USW workers at ATI plan to strike after failed negotiations
Barring a last-minute breakthrough, roughly 1,300 workers at Pittsburgh-based Allegheny Technologies Inc. represented by the United Steelworkers union plan to strike starting Tuesday at 7 a.m. after negotiators failed to reach a contract settlement.
USW International Vice President David McCall, who chairs the talks, accused the metals giant of unfair labor practices and trying to force workers into accepting unnecessary concessions.
“After years of loyalty, hard work and sacrifice, workers deserve more respect and consideration than ATI has shown at the table,” Mr. McCall said in a statement Friday. “We will continue to bargain in good faith, and we strongly urge ATI to start doing the same.”

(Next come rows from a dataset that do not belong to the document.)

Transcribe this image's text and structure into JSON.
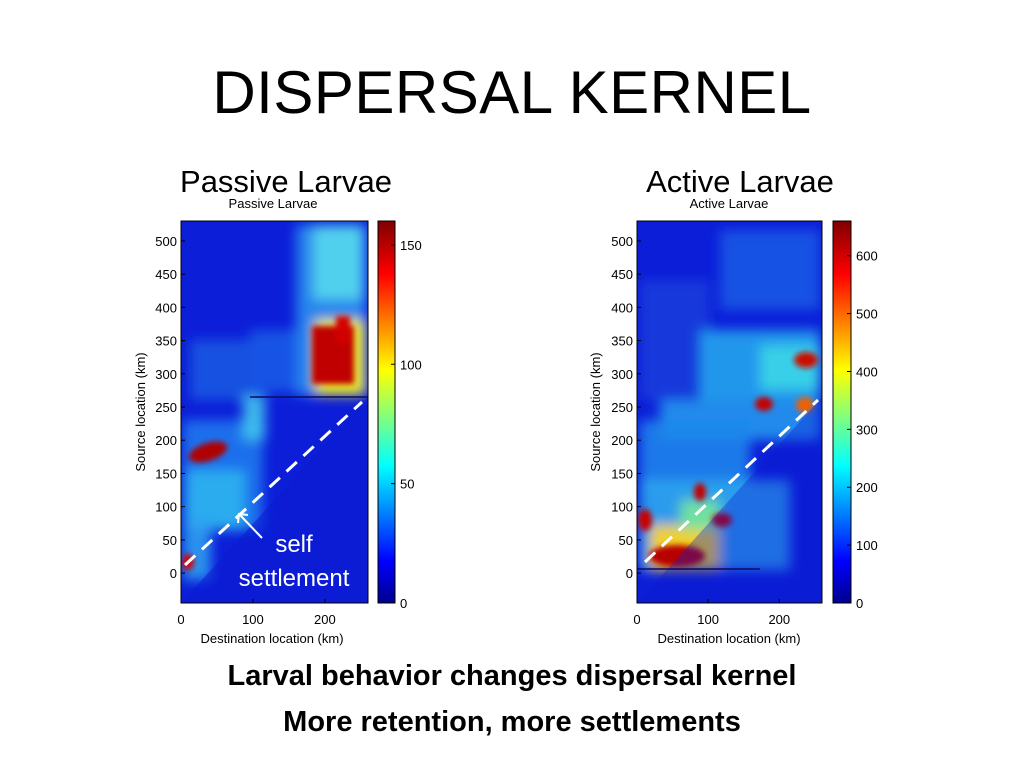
{
  "slide": {
    "title": "DISPERSAL KERNEL",
    "left_heading": "Passive Larvae",
    "right_heading": "Active Larvae",
    "takeaways": [
      "Larval behavior changes dispersal kernel",
      "More retention, more settlements"
    ],
    "annotation": [
      "self",
      "settlement"
    ]
  },
  "chart_data": [
    {
      "type": "heatmap",
      "title": "Passive Larvae",
      "xlabel": "Destination location (km)",
      "ylabel": "Source location (km)",
      "xlim": [
        0,
        260
      ],
      "ylim": [
        -45,
        530
      ],
      "xticks": [
        0,
        100,
        200
      ],
      "yticks": [
        0,
        50,
        100,
        150,
        200,
        250,
        300,
        350,
        400,
        450,
        500
      ],
      "colorbar": {
        "min": 0,
        "max": 160,
        "ticks": [
          0,
          50,
          100,
          150
        ]
      },
      "colormap": "jet",
      "diagonal": "self settlement (dashed white line, source = destination)",
      "hotspots": [
        {
          "x": 210,
          "y": 300,
          "value": 140
        },
        {
          "x": 210,
          "y": 340,
          "value": 120
        },
        {
          "x": 40,
          "y": 180,
          "value": 150
        },
        {
          "x": 5,
          "y": 15,
          "value": 130
        },
        {
          "x": 200,
          "y": 480,
          "value": 80
        },
        {
          "x": 60,
          "y": 130,
          "value": 70
        }
      ]
    },
    {
      "type": "heatmap",
      "title": "Active Larvae",
      "xlabel": "Destination location (km)",
      "ylabel": "Source location (km)",
      "xlim": [
        0,
        260
      ],
      "ylim": [
        -45,
        530
      ],
      "xticks": [
        0,
        100,
        200
      ],
      "yticks": [
        0,
        50,
        100,
        150,
        200,
        250,
        300,
        350,
        400,
        450,
        500
      ],
      "colorbar": {
        "min": 0,
        "max": 660,
        "ticks": [
          0,
          100,
          200,
          300,
          400,
          500,
          600
        ]
      },
      "colormap": "jet",
      "diagonal": "self settlement (dashed white line, source = destination)",
      "hotspots": [
        {
          "x": 55,
          "y": 15,
          "value": 650
        },
        {
          "x": 95,
          "y": 115,
          "value": 600
        },
        {
          "x": 120,
          "y": 75,
          "value": 580
        },
        {
          "x": 10,
          "y": 80,
          "value": 560
        },
        {
          "x": 180,
          "y": 245,
          "value": 600
        },
        {
          "x": 240,
          "y": 300,
          "value": 620
        },
        {
          "x": 240,
          "y": 250,
          "value": 500
        }
      ]
    }
  ]
}
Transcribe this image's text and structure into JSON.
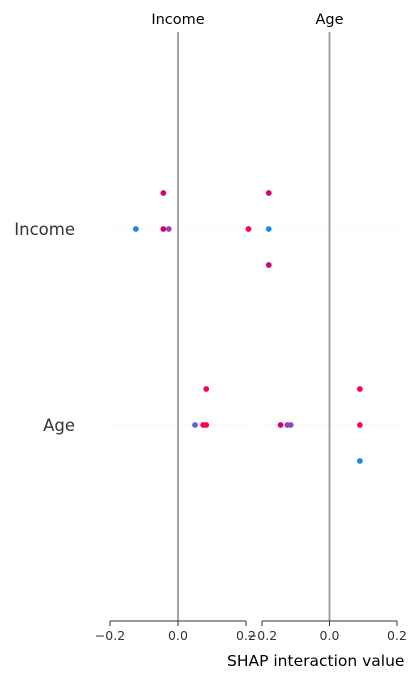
{
  "chart_data": {
    "type": "scatter",
    "kind": "shap-interaction-summary",
    "xlabel": "SHAP interaction value",
    "features": [
      "Income",
      "Age"
    ],
    "grid": false,
    "panels": [
      {
        "title": "Income",
        "xlim": [
          -0.2,
          0.2
        ],
        "xticks": [
          -0.2,
          0.0,
          0.2
        ],
        "tick_labels": [
          "−0.2",
          "0.0",
          "0.2"
        ],
        "rows": [
          {
            "feature": "Income",
            "points": [
              {
                "x": -0.043,
                "offset": -1,
                "color": "#d6006f"
              },
              {
                "x": -0.124,
                "offset": 0,
                "color": "#1e88e5"
              },
              {
                "x": -0.043,
                "offset": 0,
                "color": "#d6006f"
              },
              {
                "x": -0.027,
                "offset": 0,
                "color": "#a23cbf"
              }
            ]
          },
          {
            "feature": "Age",
            "points": [
              {
                "x": 0.083,
                "offset": -1,
                "color": "#ff0052"
              },
              {
                "x": 0.05,
                "offset": 0,
                "color": "#6a5fd6"
              },
              {
                "x": 0.074,
                "offset": 0,
                "color": "#ff0052"
              },
              {
                "x": 0.083,
                "offset": 0,
                "color": "#ff0052"
              }
            ]
          }
        ]
      },
      {
        "title": "Age",
        "xlim": [
          -0.2,
          0.2
        ],
        "xticks": [
          -0.2,
          0.0,
          0.2
        ],
        "tick_labels": [
          "−0.2",
          "0.0",
          "0.2"
        ],
        "rows": [
          {
            "feature": "Income",
            "points": [
              {
                "x": -0.18,
                "offset": -1,
                "color": "#d6006f"
              },
              {
                "x": -0.18,
                "offset": 0,
                "color": "#1e88e5"
              },
              {
                "x": -0.18,
                "offset": 1,
                "color": "#d6006f"
              },
              {
                "x": -0.24,
                "offset": 0,
                "color": "#ff0052"
              }
            ]
          },
          {
            "feature": "Age",
            "points": [
              {
                "x": 0.09,
                "offset": -1,
                "color": "#ff0052"
              },
              {
                "x": 0.09,
                "offset": 0,
                "color": "#ff0052"
              },
              {
                "x": 0.09,
                "offset": 1,
                "color": "#1e88e5"
              },
              {
                "x": -0.145,
                "offset": 0,
                "color": "#d6006f"
              },
              {
                "x": -0.125,
                "offset": 0,
                "color": "#a23cbf"
              },
              {
                "x": -0.115,
                "offset": 0,
                "color": "#8a45c8"
              }
            ]
          }
        ]
      }
    ]
  },
  "colors": {
    "axis": "#333333",
    "zero_line": "#999999",
    "row_guide": "#cccccc"
  }
}
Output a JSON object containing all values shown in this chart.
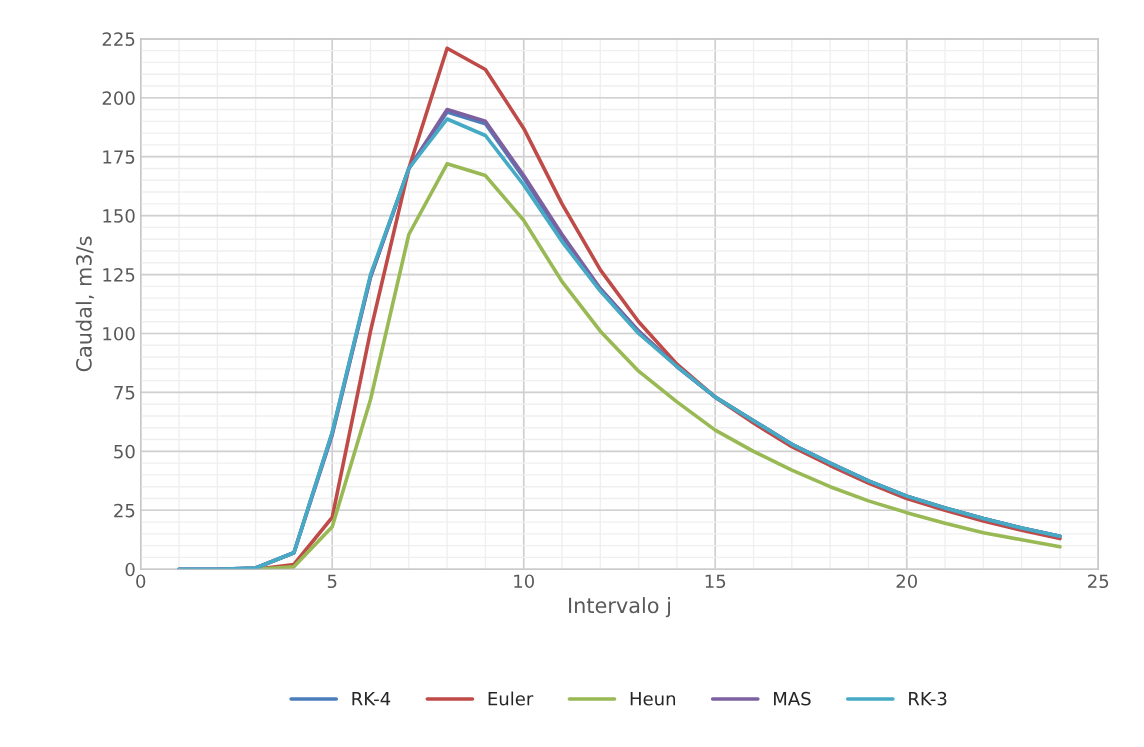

A walkout would affect workers at nine locations. They include Brackenridge, Latrobe, Natrona Heights, Vandergrift and Washington, Pa., as well as Lockport, N.Y.; Louisville, Ohio; New Bedford, Mass.; and Waterbury, Conn.
“Allegheny Technologies Inc. is incredibly disappointed that our employees represented under the USW master contract have elected to strike,” spokeswoman Natalie Gillespie said in an email Friday. “Our latest proposal increases wages and continues premium-free health care for our employees, at a time when we are losing money, following one of the worst years in company history.”
“We are committed to rewarding our people’s hard work,” she added. “At the same time, we need to have a competitive cost structure that supports this business and our investment for the long term.”
Under the company’s current offer, union workers would maintain premium-free health care coverage for the first three years of the fouryear contract, Ms. Gillespie said. In 2024, monthly premiums would be $40 per person, or $125 per family, or employees could opt for a premium-free version of the plan, she said.
“We are insistent on introducing health care premiums by 2024. All other employees at ATI ... pay premiums for their coverage,” Ms. Gillespie said.
The company has proposed wage increases totaling 9% over the four years of the contract, plus a lump sum payment of $4,000 the first year.
Both sides had agreed to a oneyear contract extension in March last year to focus on the pandemic. That extension expired Feb. 28.
A strike at ATI would be the first since a 69-day work stoppage in 1994.
ATI reported a loss of $1.6 billion in 2020. In December, it announced a restructuring that will eliminate about 400 jobs, 200 of them in the Pittsburgh region.